Blog   |   Cost Management   |   May 11, 2016

5 Things I Learned About DevOps (But Was Afraid to Ask)

We were honored last week to be a sponsor of the Canadian Executive Cloud and DevOps Summit held in Vancouver, BC and hosted by our partner Trinimbus. It was the inaugural event in the area and was sold out with a room packed full of AWS customers and users who are aggressively moving their businesses to the cloud. Did you know that there are over 2,000 AWS user group members in Canada that are active in the cloud community?! If you’re not already, be sure to get involved.

The day was dedicated to the principles around DevOps – communication, collaboration and culture. I was surrounded by small managed service providers that support the local Vancouver, BC area to huge Enterprises such as Samsung. A few things that I learned from the day I’ve outlined here.

 

Lesson #1 – The definition of ‘DevOps’ is still unclear and undefined (not that there is anything wrong with that).

The essence of breaking down silos within the business to help them work smarter, not harder, prevail. But undoubtedly DevOps has gone beyond just a buzzword, yet it still does not have a formal definition which makes it challenging for companies who get the signal to ‘do DevOps’ to determine where to start and what to emphasize.

 

Lesson #2 – It’s about the people and for the people.
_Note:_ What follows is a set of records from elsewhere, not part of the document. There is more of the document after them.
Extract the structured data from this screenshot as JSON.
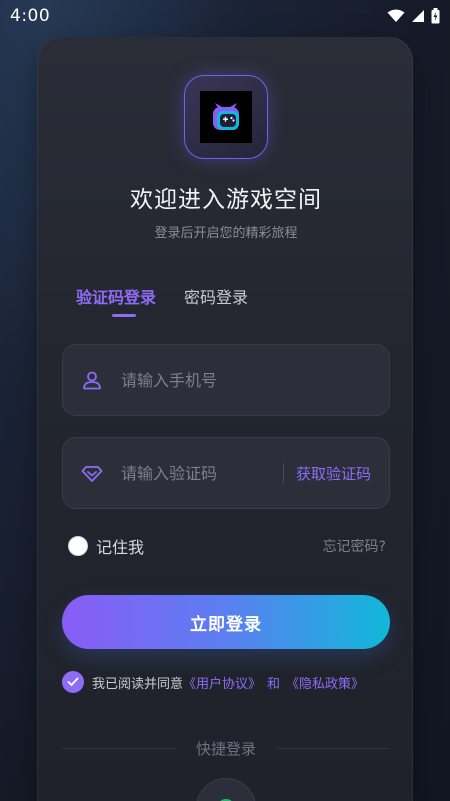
{
  "status_bar": {
    "time": "4:00"
  },
  "header": {
    "title": "欢迎进入游戏空间",
    "subtitle": "登录后开启您的精彩旅程"
  },
  "tabs": [
    {
      "label": "验证码登录",
      "active": true
    },
    {
      "label": "密码登录",
      "active": false
    }
  ],
  "form": {
    "phone_placeholder": "请输入手机号",
    "code_placeholder": "请输入验证码",
    "get_code_label": "获取验证码",
    "remember_label": "记住我",
    "forgot_label": "忘记密码?",
    "login_label": "立即登录"
  },
  "agreement": {
    "checked": true,
    "prefix": "我已阅读并同意",
    "user_agreement": "《用户协议》",
    "and": "和",
    "privacy_policy": "《隐私政策》"
  },
  "quick_login": {
    "label": "快捷登录"
  },
  "colors": {
    "accent": "#8e6cf5",
    "gradient_start": "#8a5cf6",
    "gradient_end": "#11b8d9",
    "quick_icon": "#13c26b"
  }
}
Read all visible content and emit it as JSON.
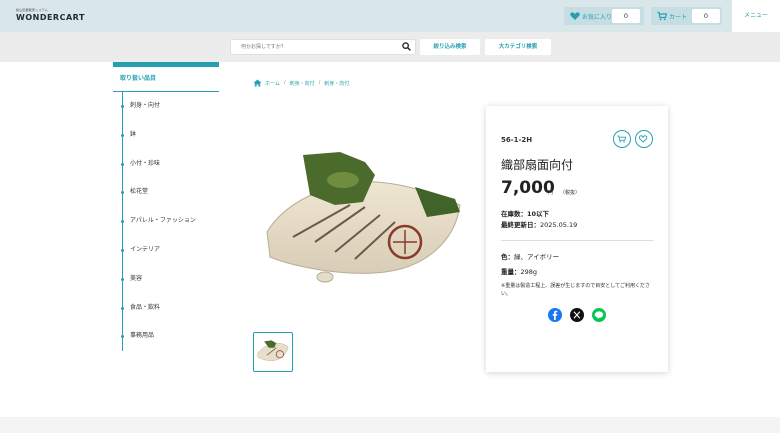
{
  "header": {
    "logo_tagline": "和山田器販売システム",
    "logo": "WONDERCART",
    "favorites_label": "お気に入り",
    "favorites_count": "0",
    "cart_label": "カート",
    "cart_count": "0",
    "menu_label": "メニュー"
  },
  "search": {
    "placeholder": "何かお探しですか？",
    "filter_button": "絞り込み検索",
    "category_button": "大カテゴリ検索"
  },
  "sidebar": {
    "title": "取り扱い品目",
    "items": [
      "刺身・向付",
      "鉢",
      "小付・珍味",
      "松花堂",
      "アパレル・ファッション",
      "インテリア",
      "美容",
      "食品・飲料",
      "事務用品"
    ]
  },
  "breadcrumb": [
    "ホーム",
    "刺身・向付",
    "刺身・向付"
  ],
  "product": {
    "code": "56-1-2H",
    "name": "織部扇面向付",
    "price": "7,000",
    "currency": "円",
    "tax_note": "（税抜）",
    "stock_label": "在庫数：",
    "stock_value": "10以下",
    "updated_label": "最終更新日：",
    "updated_value": "2025.05.19",
    "color_label": "色：",
    "color_value": "緑、アイボリー",
    "weight_label": "重量：",
    "weight_value": "298g",
    "note": "※重量は製造工程上、誤差が生じますので目安としてご利用ください。"
  },
  "icons": [
    "home-icon",
    "heart-icon",
    "cart-icon",
    "search-icon",
    "facebook-icon",
    "x-icon",
    "line-icon"
  ],
  "colors": {
    "accent": "#26a0b0",
    "header_bg": "#d9e6ea",
    "facebook": "#1877f2",
    "line": "#06c755"
  }
}
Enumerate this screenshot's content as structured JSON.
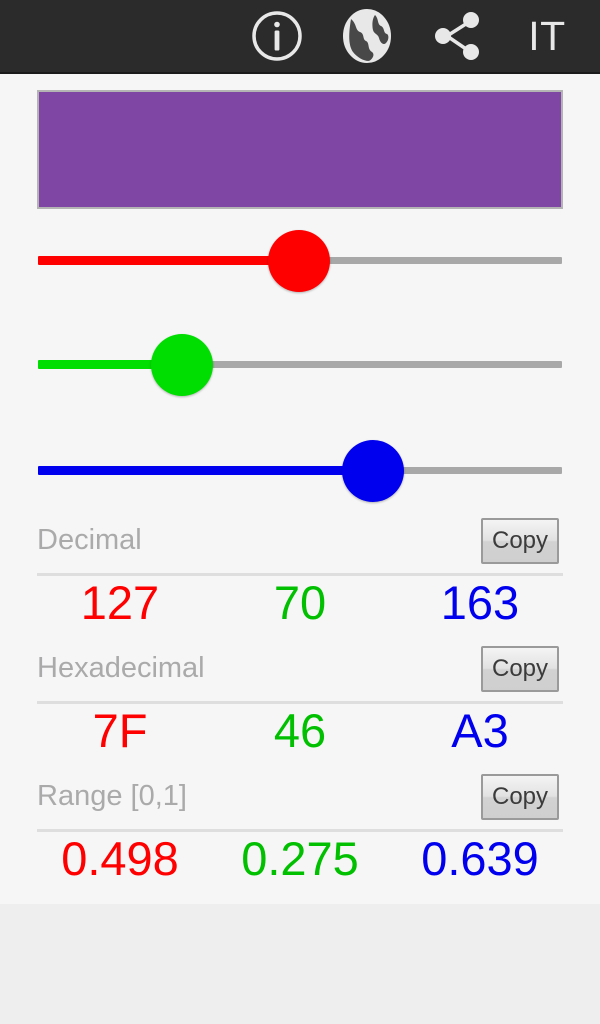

Whether you’re talking about infrastructure as code, CI/CD or the world’s coolest Kanban board, the reality is that DevOps is all about people. As developers, operations managers, security architects and system administrators all try to figure out the best and easiest way to work together, it always seems to come back to discussions around tooling such as “Should we use Puppet or Chef or Ansible for configuration management.” While that is an important question that is worth a separate debate, we all should start with making sure we’re having empathy for our co-workers as the demands of the business increase.

 

Lesson #3 – If you can’t feed the team with two pizzas, then it’s too big.

A very cool rule of thumb that Amazon uses internally is their two-pizza team model. These teams all work on a single problem and have full ownership & accountability. They call themselves “service teams” in that they build it, they run it, they QA it and they’re on-call for it. Makes perfect sense as long as they are autonomous while being aligned as part of a larger strategy.

 

Lesson #4 – Most organizations are under-investing in tools to measure the infrastructure.

In order to make data-driven decisions, organizations must have the proper metrics in place that give them clarity around their assets, utilization, costs, security posture and more. And by focusing on making small, incremental gains (think in terms of 1%) in everything you do you can quickly determine what’s working and what’s not.

 

Lesson #5 – Security in DevOps must be continuous.

In order to move at the speed of DevOps, security must empower users to continuously detect security threats as well as identify indicators of weakness across their heterogeneous environment. In addition, security must be actionable. Too often does security tell the patient they are sick but provides no self-healing mechanisms to return them to a known, good state.

 

Essential Understanding for DevOps Success

In order for DevOps to be successful in your organization, our suggestion is to focus on the customer, not on the infrastructure. Be sure you’re continuously optimizing the customer experience and your DevOps journey will undoubtedly be a successful one. Remember: continuous deployment is optional, but continuous delivery is not!